Fix an object $D \in \operatorname{\mathcal{D}}$. Using the criterion of Theorem 9.3.5.15, it will suffice to prove the equivalence of the following conditions:
- $(1_ D)$
The $\infty $-category $\operatorname{\mathcal{C}}\times _{\operatorname{\mathcal{D}}} \operatorname{\mathcal{D}}_{/D}$ is $\kappa $-filtered.
- $(2_ D)$
The $\infty $-category $\operatorname{Ind}_{\kappa }^{\lambda }(\operatorname{\mathcal{C}}) \times _{\operatorname{\mathcal{D}}} \operatorname{\mathcal{D}}_{/D}$ is $\kappa $-filtered.
- $(3_ D)$
The $\infty $-category $\operatorname{Ind}_{\kappa }^{\lambda }(\operatorname{\mathcal{C}}) \times _{\operatorname{\mathcal{D}}} \operatorname{\mathcal{D}}_{/D}$ is $\lambda $-filtered.
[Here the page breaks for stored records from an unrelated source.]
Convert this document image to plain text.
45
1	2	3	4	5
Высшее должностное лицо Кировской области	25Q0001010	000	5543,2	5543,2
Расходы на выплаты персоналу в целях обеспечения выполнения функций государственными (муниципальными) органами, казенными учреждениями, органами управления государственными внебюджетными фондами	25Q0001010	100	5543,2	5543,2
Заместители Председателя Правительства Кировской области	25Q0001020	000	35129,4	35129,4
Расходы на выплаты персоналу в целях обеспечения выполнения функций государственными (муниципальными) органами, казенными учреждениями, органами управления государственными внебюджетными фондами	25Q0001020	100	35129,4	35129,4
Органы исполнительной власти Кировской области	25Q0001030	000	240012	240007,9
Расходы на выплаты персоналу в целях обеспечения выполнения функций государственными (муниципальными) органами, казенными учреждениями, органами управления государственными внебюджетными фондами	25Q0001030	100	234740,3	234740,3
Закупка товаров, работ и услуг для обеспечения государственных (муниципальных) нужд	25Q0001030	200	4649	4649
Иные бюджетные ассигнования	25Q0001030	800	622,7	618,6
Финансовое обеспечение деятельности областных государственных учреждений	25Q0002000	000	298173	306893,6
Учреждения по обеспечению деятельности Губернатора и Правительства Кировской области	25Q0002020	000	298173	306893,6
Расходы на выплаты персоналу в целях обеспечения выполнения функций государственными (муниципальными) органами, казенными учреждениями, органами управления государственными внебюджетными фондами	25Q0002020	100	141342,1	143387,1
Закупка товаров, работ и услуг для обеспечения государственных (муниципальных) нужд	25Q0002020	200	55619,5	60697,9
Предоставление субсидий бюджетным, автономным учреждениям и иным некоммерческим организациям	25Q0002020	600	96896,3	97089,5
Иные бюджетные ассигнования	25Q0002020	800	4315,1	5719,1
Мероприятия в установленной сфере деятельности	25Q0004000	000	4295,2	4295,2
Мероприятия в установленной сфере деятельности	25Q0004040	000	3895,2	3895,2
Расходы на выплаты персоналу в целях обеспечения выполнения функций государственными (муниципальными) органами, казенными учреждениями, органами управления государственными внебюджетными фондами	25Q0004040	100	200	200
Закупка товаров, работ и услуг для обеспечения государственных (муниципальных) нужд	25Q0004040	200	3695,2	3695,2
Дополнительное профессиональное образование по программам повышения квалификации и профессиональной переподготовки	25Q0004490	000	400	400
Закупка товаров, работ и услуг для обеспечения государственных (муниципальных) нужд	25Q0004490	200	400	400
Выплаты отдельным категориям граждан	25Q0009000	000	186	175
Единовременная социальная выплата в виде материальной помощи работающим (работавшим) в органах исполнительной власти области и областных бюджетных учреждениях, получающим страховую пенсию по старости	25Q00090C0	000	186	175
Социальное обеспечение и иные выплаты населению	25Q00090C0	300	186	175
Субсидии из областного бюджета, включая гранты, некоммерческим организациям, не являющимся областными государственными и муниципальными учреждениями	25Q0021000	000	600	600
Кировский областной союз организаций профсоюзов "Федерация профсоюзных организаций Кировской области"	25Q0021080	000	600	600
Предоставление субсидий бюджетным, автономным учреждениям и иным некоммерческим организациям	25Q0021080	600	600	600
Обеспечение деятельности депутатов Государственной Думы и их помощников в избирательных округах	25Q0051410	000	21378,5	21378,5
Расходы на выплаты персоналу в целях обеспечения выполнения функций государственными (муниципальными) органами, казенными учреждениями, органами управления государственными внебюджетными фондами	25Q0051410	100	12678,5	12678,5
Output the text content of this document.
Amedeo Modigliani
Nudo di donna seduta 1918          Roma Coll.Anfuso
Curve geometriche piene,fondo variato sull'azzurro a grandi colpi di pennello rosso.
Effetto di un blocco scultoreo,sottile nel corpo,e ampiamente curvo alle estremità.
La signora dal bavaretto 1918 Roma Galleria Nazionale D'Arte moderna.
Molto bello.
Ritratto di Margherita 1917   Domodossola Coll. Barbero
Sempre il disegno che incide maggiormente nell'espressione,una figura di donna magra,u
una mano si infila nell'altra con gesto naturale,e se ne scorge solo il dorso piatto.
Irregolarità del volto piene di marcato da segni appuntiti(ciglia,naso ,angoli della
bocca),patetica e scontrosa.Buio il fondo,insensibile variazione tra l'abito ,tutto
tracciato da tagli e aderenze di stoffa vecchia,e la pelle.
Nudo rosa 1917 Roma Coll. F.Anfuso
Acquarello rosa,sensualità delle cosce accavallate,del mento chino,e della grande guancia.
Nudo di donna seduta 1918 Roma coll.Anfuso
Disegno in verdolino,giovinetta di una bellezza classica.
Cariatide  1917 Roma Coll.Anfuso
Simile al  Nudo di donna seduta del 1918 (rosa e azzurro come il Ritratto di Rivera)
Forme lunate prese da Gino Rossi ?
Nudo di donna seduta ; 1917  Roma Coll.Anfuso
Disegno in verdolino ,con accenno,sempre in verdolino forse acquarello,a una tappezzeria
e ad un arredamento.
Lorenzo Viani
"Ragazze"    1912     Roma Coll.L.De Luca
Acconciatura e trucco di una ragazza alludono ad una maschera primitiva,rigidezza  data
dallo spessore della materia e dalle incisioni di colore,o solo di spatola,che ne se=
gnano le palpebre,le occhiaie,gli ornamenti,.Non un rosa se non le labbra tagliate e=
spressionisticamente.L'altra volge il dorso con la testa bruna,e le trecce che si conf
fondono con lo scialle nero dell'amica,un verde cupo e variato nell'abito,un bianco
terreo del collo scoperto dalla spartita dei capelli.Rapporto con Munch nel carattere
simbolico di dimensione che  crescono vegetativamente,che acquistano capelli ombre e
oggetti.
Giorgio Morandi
Note that the $\infty $-category $\operatorname{\mathcal{E}}= \operatorname{Ind}_{\kappa }^{\lambda }(\operatorname{\mathcal{C}}) \times _{\operatorname{\mathcal{D}}} \operatorname{\mathcal{D}}_{/D}$ admits $\lambda $-small $\kappa $-filtered colimits which are preserved by the right fibration $U: \operatorname{\mathcal{E}}\rightarrow \operatorname{Ind}_{\kappa }^{\lambda }(\operatorname{\mathcal{C}})$ (Proposition 7.1.9.8). Applying Proposition 9.3.1.16, we can identify $\operatorname{\mathcal{E}}$ with the $\operatorname{Ind}_{\kappa }^{\lambda }$-completion of the $\infty $-category $\operatorname{\mathcal{C}}\times _{\operatorname{\mathcal{D}}} \operatorname{\mathcal{D}}_{/D}$. The equivalence of $(1_ D)$, $(2_ D)$, and $(3_ D)$ now follows from Corollary 9.3.7.6.
$\square$